Accused stalker apologizes to Zeta-Jones. In a letter, she writes that she's a ''confused young woman infatuated with Michael Douglas''

By Gary Susman
Updated June 30, 2004 at 04:00 AM EDT

The woman accused of stalking Catherine Zeta-Jones and bombarding her with threatening letters and phone calls apologized to the Oscar winner and her family in a letter made public on Tuesday, while her lawyer told reporters that she was a harmless prankster who needs counseling. According to wire service reports, the lawyer, Richard P. Herman, divulged the letter of apology and made his remarks to reporters outside a preliminary hearing in Los Angeles Superior Court in the case against 32-year-old Dawnette Knight.

Knight was arrested earlier this month in Beverly Hills and charged with one count of stalking and 24 counts of making criminal threats. In the letter, addressed to Zeta-Jones and her father-in-law, Kirk Douglas, Knight writes, ”I want to apologize for any distress I have caused you and your families.” She characterizes herself as a ”confused young woman infatuated with Michael Douglas” who has ”no rational explanation for my actions.” Asking for forgiveness, she writes, ”It would be a wonderful good deed if you would all forgive me so that I can go back to college to finish my studies in child psychology.”

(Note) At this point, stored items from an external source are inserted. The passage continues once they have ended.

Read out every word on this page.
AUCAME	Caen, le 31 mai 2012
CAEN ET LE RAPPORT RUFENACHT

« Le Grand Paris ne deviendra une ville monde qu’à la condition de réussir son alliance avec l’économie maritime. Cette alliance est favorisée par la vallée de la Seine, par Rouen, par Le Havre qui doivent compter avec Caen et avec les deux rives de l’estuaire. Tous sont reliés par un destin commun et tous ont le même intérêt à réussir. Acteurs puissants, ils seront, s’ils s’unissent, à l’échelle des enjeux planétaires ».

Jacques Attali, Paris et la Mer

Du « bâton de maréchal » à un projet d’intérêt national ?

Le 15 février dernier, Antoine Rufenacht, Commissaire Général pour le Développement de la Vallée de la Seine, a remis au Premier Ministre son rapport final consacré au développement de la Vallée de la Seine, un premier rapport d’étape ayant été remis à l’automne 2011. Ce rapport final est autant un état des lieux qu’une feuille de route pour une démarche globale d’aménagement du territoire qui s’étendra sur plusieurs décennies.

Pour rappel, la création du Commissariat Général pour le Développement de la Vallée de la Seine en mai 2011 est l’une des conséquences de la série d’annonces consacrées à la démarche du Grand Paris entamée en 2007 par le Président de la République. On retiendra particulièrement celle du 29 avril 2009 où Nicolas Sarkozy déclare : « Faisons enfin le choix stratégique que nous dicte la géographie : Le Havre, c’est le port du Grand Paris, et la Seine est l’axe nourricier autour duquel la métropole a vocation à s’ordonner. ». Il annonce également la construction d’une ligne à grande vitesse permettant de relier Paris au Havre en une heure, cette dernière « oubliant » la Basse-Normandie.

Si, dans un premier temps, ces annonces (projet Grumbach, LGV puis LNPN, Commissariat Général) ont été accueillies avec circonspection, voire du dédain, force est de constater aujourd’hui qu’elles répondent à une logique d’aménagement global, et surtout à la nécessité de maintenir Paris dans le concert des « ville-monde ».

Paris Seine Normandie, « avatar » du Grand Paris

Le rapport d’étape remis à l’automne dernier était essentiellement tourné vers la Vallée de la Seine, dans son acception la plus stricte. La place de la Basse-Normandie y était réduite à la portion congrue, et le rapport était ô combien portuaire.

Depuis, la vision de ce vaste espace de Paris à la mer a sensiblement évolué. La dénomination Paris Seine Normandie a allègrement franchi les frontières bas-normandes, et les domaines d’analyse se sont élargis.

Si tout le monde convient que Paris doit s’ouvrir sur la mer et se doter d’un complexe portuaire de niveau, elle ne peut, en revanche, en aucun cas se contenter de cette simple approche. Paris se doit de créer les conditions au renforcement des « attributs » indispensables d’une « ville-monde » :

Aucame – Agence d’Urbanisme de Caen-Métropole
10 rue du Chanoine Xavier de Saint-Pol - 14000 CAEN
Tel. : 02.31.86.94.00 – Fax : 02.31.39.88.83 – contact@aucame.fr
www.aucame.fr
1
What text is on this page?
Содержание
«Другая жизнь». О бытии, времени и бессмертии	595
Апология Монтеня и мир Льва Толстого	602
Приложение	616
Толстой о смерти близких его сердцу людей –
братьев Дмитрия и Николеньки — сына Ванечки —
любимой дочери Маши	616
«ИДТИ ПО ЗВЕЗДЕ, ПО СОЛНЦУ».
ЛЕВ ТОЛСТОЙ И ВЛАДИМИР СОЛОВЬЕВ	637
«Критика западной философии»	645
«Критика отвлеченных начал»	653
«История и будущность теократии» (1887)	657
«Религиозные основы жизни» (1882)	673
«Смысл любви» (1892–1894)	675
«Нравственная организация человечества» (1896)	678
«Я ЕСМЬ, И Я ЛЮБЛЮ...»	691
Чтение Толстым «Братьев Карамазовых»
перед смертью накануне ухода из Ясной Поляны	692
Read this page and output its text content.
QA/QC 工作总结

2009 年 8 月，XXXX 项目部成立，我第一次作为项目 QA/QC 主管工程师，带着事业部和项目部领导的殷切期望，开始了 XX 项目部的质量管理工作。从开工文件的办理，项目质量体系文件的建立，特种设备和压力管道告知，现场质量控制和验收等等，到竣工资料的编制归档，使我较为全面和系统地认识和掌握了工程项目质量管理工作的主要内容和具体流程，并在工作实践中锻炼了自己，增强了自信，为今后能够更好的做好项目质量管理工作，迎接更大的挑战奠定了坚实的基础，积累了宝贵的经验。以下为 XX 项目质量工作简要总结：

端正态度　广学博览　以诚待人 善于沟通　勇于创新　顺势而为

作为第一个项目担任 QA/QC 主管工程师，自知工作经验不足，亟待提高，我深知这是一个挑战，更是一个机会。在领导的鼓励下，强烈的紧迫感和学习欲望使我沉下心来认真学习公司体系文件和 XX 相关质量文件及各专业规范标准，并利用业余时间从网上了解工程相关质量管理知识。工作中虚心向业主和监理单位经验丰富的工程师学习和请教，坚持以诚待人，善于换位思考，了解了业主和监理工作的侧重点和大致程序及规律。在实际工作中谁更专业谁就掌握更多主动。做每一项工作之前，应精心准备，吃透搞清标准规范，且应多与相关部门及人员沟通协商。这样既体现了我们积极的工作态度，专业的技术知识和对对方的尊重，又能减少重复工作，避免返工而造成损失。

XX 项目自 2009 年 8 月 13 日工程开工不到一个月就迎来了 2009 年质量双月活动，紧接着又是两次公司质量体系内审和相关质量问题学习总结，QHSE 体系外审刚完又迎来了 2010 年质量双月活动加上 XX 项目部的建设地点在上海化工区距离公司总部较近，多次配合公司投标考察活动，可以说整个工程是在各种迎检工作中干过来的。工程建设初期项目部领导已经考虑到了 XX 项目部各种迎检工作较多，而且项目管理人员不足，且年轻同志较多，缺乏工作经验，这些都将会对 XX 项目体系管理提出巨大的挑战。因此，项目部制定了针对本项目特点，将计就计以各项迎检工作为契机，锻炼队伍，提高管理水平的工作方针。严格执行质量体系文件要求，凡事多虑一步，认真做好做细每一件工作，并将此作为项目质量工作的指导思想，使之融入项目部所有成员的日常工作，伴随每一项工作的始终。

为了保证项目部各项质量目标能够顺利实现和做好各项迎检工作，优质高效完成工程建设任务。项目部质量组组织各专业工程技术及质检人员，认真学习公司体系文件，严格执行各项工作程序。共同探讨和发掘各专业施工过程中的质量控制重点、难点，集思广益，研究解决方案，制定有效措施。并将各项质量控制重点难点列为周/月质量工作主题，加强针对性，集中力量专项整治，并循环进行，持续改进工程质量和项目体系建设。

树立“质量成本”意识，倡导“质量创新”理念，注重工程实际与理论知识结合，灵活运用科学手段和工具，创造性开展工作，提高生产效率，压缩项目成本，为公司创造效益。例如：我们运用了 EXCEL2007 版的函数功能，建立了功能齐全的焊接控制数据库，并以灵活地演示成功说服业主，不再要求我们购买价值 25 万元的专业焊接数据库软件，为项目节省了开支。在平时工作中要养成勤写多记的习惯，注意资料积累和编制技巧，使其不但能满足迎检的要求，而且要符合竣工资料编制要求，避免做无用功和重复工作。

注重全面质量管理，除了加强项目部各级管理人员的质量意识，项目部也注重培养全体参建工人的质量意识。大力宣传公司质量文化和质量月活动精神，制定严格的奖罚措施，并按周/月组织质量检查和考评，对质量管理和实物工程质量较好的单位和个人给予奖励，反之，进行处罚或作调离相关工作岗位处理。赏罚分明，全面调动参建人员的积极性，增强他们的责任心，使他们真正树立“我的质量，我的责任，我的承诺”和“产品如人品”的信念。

Zeta-Jones did not attend the hearing; she’s currently in Europe shooting ”Ocean’s Twelve.” Knight, who’s being held on $1 million bail because police consider her a flight risk, is due back in court on July 26 for another hearing. Ultimately, she could face 19 years in prison if convicted of all counts.

Knight has pleaded not guilty to the charges; in fact, Herman described her as someone who became ”confused and thought she was doing something as a prank, and it got taken much too seriously because that’s the age we live in.” He agreed with his client’s written contention that she ”would never harm anyone,” saying, ”There was never ever any chance that anything would ever happen.” Rather than jail time, he said, she should have therapy. ”It’s our hope that she receive the counseling that she needs and that we put all this behind us,” he said.